Le mois dernier, le Bélarus, dont le président cherche à se rapprocher de Donald Trump, a accepté de relâcher 52 prisonniers politiques après des contacts avec l'administration américaine.

"Nous sommes bien sûr extrêmement reconnaissants au président Trump pour son implication personnelle dans cette opération humanitaire de libération de prisonniers politiques", a dit Mme Tikhanovskaïa, qui a estimé que Washington ne "légitimait" pas le pouvoir d'Alexandre Loukachenko par ces contacts.

"Le président Trump a une approche plus transactionnelle. Il a besoin de succès. Il veut amener la paix dans beaucoup de régions. Et nous nous félicitons bien sûr de ces efforts", a-t-elle dit à l'AFP.

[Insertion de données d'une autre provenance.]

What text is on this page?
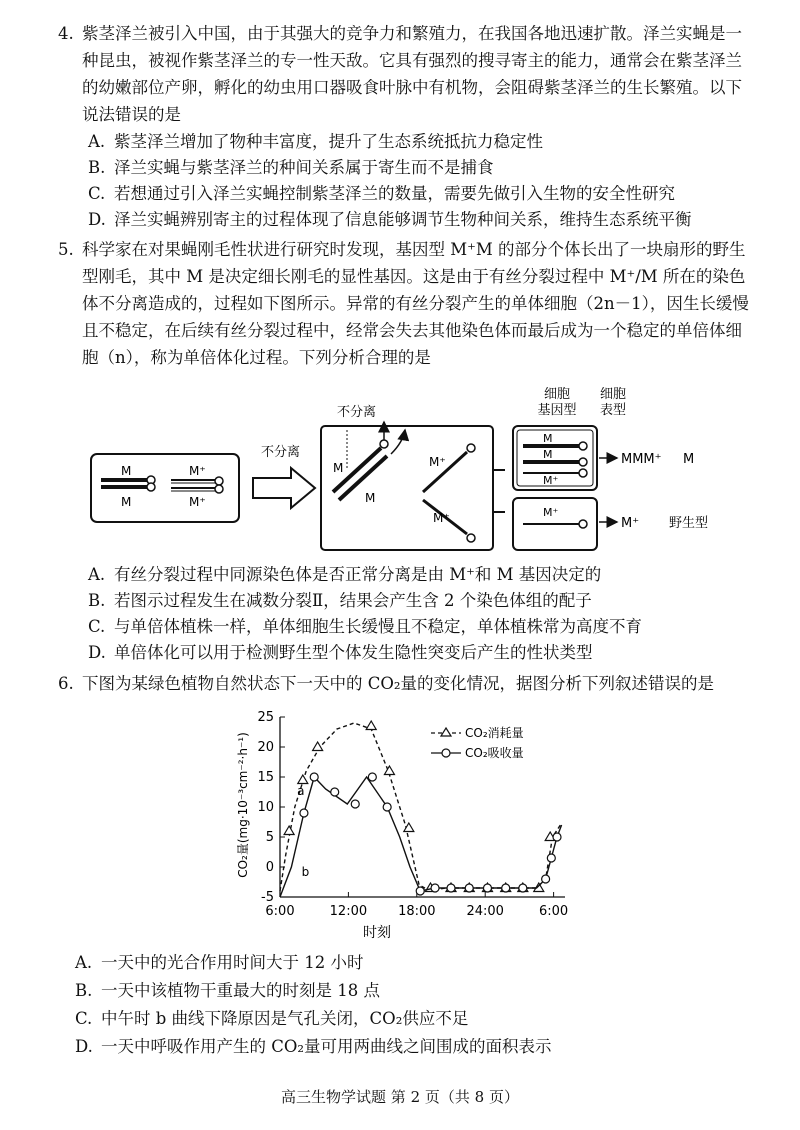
4. 紫茎泽兰被引入中国，由于其强大的竞争力和繁殖力，在我国各地迅速扩散。泽兰实蝇是一种昆虫，被视作紫茎泽兰的专一性天敌。它具有强烈的搜寻寄主的能力，通常会在紫茎泽兰的幼嫩部位产卵，孵化的幼虫用口器吸食叶脉中有机物，会阻碍紫茎泽兰的生长繁殖。以下说法错误的是
A. 紫茎泽兰增加了物种丰富度，提升了生态系统抵抗力稳定性
B. 泽兰实蝇与紫茎泽兰的种间关系属于寄生而不是捕食
C. 若想通过引入泽兰实蝇控制紫茎泽兰的数量，需要先做引入生物的安全性研究
D. 泽兰实蝇辨别寄主的过程体现了信息能够调节生物种间关系，维持生态系统平衡
5. 科学家在对果蝇刚毛性状进行研究时发现，基因型 M⁺M 的部分个体长出了一块扇形的野生型刚毛，其中 M 是决定细长刚毛的显性基因。这是由于有丝分裂过程中 M⁺/M 所在的染色体不分离造成的，过程如下图所示。异常的有丝分裂产生的单体细胞（2n－1），因生长缓慢且不稳定，在后续有丝分裂过程中，经常会失去其他染色体而最后成为一个稳定的单倍体细胞（n），称为单倍体化过程。下列分析合理的是
细胞
基因型
细胞
表型
M
M
M⁺
M⁺
不分离
不分离
M
M
M⁺
M⁺
M
M
M⁺
M⁺
MMM⁺ M
M⁺ 野生型
A. 有丝分裂过程中同源染色体是否正常分离是由 M⁺和 M 基因决定的
B. 若图示过程发生在减数分裂Ⅱ，结果会产生含 2 个染色体组的配子
C. 与单倍体植株一样，单体细胞生长缓慢且不稳定，单体植株常为高度不育
D. 单倍体化可以用于检测野生型个体发生隐性突变后产生的性状类型
6. 下图为某绿色植物自然状态下一天中的 CO₂量的变化情况，据图分析下列叙述错误的是
-5
0
5
10
15
20
25
6:00	12:00 18:00 24:00	6:00
a
b
CO₂量(mg·10⁻³cm⁻²·h⁻¹)
时刻
CO₂消耗量
CO₂吸收量
A. 一天中的光合作用时间大于 12 小时
B. 一天中该植物干重最大的时刻是 18 点
C. 中午时 b 曲线下降原因是气孔关闭，CO₂供应不足
D. 一天中呼吸作用产生的 CO₂量可用两曲线之间围成的面积表示
高三生物学试题 第 2 页（共 8 页）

Pour autant, a-t-elle tenu à souligner, le pouvoir bélarusse dispose d'une "source permanente" de prisonniers politiques et que que pour 50 personnes libérées, 150 autres étaient arrêtées.

- "Dans l'intérêt des Etats-Unis" -

Donald Trump devrait comprendre que sans un Bélarus libre, il ne pourra y avoir de paix dans la région, a dit l'opposante de 43 ans.

"Il nous revient d'expliquer qu'il ne s'agit pas seulement d'otages. Il s'agit de l'avenir de notre pays. Et un Bélarus démocratique est aussi dans l'intérêt des Etats-Unis", a-t-elle ajouté.

Mme Tikhanovskaïa a été forcée à l'exil en Lituanie en 2020 après avoir représenté l'opposition à la présidentielle, prenant au pied levé le relai de son mari Sergueï Tikhanovski arrêté avant le scrutin.

De vastes manifestations dénonçant une élection truquée avaient fait vaciller le pouvoir avant que, soutenu par Moscou, Alexandre Loukachenko, au pouvoir depuis près de 30 ans, ne déclenche une vague de répression.

Svetlana Tikhanovskaïa a indiqué que son équipe était "en contact permanent" avec l'administration américaine. "Ils ne font pas ces arrangements dans notre dos", a-t-elle dit.

- "Que justice soit rendue" -

L'opposante a relevé que la Cour pénale internationale (CPI) de La Haye enquêtait tant sur Alexandre Loukachenko que sur Vladimir Poutine, à l'encontre duquel elle a lancé un mandat d'arrêt pour crimes de guerre présumés.

"Ils ont commis assez de crimes pour faire l'objet d'enquêtes, c'est certain", a-t-elle dit.

"Croyez-moi, pour les Bélarusses comme pour les Ukrainiens il est très important que la justice soit rendue. Nous ne pouvons compter sur la justice au Bélarus", a-t-elle ajouté.

"Nous avons besoin de voir que les institutions démocratiques sont suffisamment courageuses et décidées pour mettre les coupables face à leur responsabilité. Dans le cas contraire, les gens pourraient perdre confiance dans les institutions démocratiques", a-t-elle souligné.

Enfin, elle s'est ouverte de ses relations avec son mari, relâché cette année après plus de 5 ans de prison et apparu lors de son arrivée en Lituanie comme très marqué physiquement et psychologiquement.

"Il a bien sûr découvert une nouvelle réalité", a confié Mme Tikhanovskaïa. Lors de son arrestation avant l'élection en 2020 "il a laissé derrière lui une femme au foyer, et maintenant je suis une personne très importante", a-t-elle dit dans un sourire.

Elle a laissé entendre que l'ancien opposant "n'allait pas la concurrencer" aujourd'hui à la tête de l'opposition bélarusse.